APL extract mitigated Iso-induced AMI in mice. Effects of APL extract on cardiac histopathologic in Iso-treated mice. Observation of histopathological changes in the heart using typical H&E staining images (magnification 400 ×). Red arrow indicates edema, black arrow indicates cell necrosis, and yellow arrow indicates inflammatory infiltration.

Figure 7

APL extract mitigated Iso-induced excessive oxidative stress in mice. ROS (A and B) (magnification 200 ×), SOD (C), and MDA (D) levels were detected in mice. Values are displayed as mean ± SEM (n=10). Significant differences are displayed as **P < 0.01 in comparison with the Con group. ^#P < 0.05, ^##P < 0.01 in comparison with the Iso group.

Figure 8

APL extract decreased cardiomyocyte apoptosis in AMI mice.

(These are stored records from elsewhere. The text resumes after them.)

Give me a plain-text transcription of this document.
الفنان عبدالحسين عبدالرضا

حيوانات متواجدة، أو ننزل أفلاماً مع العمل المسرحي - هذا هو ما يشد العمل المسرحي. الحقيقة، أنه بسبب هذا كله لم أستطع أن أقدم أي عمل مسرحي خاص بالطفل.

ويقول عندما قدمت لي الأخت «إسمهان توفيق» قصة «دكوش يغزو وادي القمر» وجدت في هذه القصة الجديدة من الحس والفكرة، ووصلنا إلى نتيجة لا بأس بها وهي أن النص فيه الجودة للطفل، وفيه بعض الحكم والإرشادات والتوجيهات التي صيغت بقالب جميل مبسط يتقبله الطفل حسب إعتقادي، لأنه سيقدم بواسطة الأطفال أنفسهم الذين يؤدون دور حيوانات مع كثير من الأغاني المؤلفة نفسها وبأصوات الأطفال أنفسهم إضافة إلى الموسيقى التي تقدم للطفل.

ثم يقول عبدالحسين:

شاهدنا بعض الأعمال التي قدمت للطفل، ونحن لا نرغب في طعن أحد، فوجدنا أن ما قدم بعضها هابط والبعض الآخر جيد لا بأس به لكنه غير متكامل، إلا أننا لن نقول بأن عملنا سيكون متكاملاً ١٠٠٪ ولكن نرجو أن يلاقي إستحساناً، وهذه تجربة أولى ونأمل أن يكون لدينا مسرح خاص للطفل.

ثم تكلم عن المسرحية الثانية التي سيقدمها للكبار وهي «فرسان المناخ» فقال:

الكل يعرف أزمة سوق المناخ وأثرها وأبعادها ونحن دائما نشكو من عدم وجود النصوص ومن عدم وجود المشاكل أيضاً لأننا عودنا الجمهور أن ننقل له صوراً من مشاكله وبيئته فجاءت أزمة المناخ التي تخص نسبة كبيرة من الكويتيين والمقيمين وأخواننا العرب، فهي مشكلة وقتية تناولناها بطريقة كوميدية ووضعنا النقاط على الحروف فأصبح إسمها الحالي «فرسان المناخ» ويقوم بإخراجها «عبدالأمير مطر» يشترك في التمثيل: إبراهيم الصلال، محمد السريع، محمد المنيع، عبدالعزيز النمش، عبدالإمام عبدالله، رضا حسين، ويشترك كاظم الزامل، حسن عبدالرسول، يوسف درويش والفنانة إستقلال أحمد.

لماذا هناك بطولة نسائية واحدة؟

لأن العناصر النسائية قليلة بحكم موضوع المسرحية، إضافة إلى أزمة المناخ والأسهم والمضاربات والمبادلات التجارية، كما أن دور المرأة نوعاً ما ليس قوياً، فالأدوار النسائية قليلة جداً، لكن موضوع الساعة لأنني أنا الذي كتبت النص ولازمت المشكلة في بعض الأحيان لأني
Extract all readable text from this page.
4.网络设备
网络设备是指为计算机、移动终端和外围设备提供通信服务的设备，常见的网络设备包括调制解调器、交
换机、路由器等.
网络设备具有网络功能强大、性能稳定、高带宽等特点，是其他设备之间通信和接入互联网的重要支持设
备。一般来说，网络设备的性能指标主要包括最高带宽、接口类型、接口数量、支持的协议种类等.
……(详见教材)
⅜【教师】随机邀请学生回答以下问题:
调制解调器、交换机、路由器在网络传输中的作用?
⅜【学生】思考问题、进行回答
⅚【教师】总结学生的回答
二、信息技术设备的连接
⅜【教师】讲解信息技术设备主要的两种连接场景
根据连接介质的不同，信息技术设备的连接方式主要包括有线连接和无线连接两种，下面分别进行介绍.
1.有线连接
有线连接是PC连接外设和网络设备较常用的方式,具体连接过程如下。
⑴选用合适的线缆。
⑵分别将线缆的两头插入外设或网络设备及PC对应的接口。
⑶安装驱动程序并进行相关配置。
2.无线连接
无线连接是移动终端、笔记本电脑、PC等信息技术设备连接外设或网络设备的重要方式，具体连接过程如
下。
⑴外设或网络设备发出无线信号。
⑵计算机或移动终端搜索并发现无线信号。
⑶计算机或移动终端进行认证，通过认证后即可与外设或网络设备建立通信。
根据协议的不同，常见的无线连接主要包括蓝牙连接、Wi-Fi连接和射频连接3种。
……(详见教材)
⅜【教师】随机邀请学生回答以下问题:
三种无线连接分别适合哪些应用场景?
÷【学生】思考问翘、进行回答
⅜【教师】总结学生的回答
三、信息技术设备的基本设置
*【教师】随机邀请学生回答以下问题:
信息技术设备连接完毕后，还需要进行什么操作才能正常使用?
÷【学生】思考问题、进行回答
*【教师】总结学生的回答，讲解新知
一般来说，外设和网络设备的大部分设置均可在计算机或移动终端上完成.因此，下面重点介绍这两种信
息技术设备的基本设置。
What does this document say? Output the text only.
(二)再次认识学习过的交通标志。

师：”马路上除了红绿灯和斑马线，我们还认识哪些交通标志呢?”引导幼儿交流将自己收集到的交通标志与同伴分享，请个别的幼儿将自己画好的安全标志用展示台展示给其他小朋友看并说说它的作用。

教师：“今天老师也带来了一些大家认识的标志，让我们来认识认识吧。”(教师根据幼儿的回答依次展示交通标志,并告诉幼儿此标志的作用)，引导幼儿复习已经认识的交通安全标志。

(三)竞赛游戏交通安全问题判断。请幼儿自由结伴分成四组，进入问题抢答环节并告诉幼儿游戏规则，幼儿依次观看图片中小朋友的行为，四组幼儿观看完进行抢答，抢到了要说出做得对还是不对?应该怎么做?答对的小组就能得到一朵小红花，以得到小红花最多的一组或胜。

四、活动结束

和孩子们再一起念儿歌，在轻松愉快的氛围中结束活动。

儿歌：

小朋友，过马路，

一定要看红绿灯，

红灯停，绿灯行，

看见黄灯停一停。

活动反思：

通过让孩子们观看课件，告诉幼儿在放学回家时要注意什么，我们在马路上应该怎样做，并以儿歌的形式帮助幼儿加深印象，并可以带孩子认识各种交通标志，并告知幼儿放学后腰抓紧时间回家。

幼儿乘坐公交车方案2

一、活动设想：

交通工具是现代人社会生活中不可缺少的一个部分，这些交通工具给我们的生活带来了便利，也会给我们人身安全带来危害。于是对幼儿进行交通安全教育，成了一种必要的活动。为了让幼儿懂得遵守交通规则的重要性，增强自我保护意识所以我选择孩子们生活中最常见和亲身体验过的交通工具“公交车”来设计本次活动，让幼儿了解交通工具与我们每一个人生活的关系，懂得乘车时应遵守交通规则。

Typical pictures of immunofluorescent TUNEL staining (magnification 200 ×).

Figure 9

APL extract inhibited cardiomyocyte apoptosis of Iso-induced mice. The expression levels of apoptosis-related proteins were tested by Western blotting assay (A). Bcl-2 (B), Bax (C), Bax/Bcl-2 (D), caspase-3 (E), and cleaved-caspase-3 (F) levels were calculated by grayscale analysis. Values are displayed as mean ± SEM (n=3). Significant differences are shown as *P < 0.05, **P < 0.01 in comparison to the Con group. ^#P < 0.05, ^##P < 0.01 in comparison to the Iso group.

Figure 10

APL extract upregulated PI3K/Akt signaling of Iso-induced mice. The expression levels of PI3K, p-PI3K, Akt, and p-Akt protein were inspected by Western blotting assay (A), and p-PI3K (B) and p-Akt (C) were calculated by densitometric analysis. Values are shown as mean ± SEM (n=3). Significant differences are presented as **P < 0.01 in comparison with the Con group. ^#P < 0.05, ^##P < 0.01 in comparison with the Iso group.

Figure 11

Diagram of the likely protective mechanism of APL extract against Iso-induced AMI.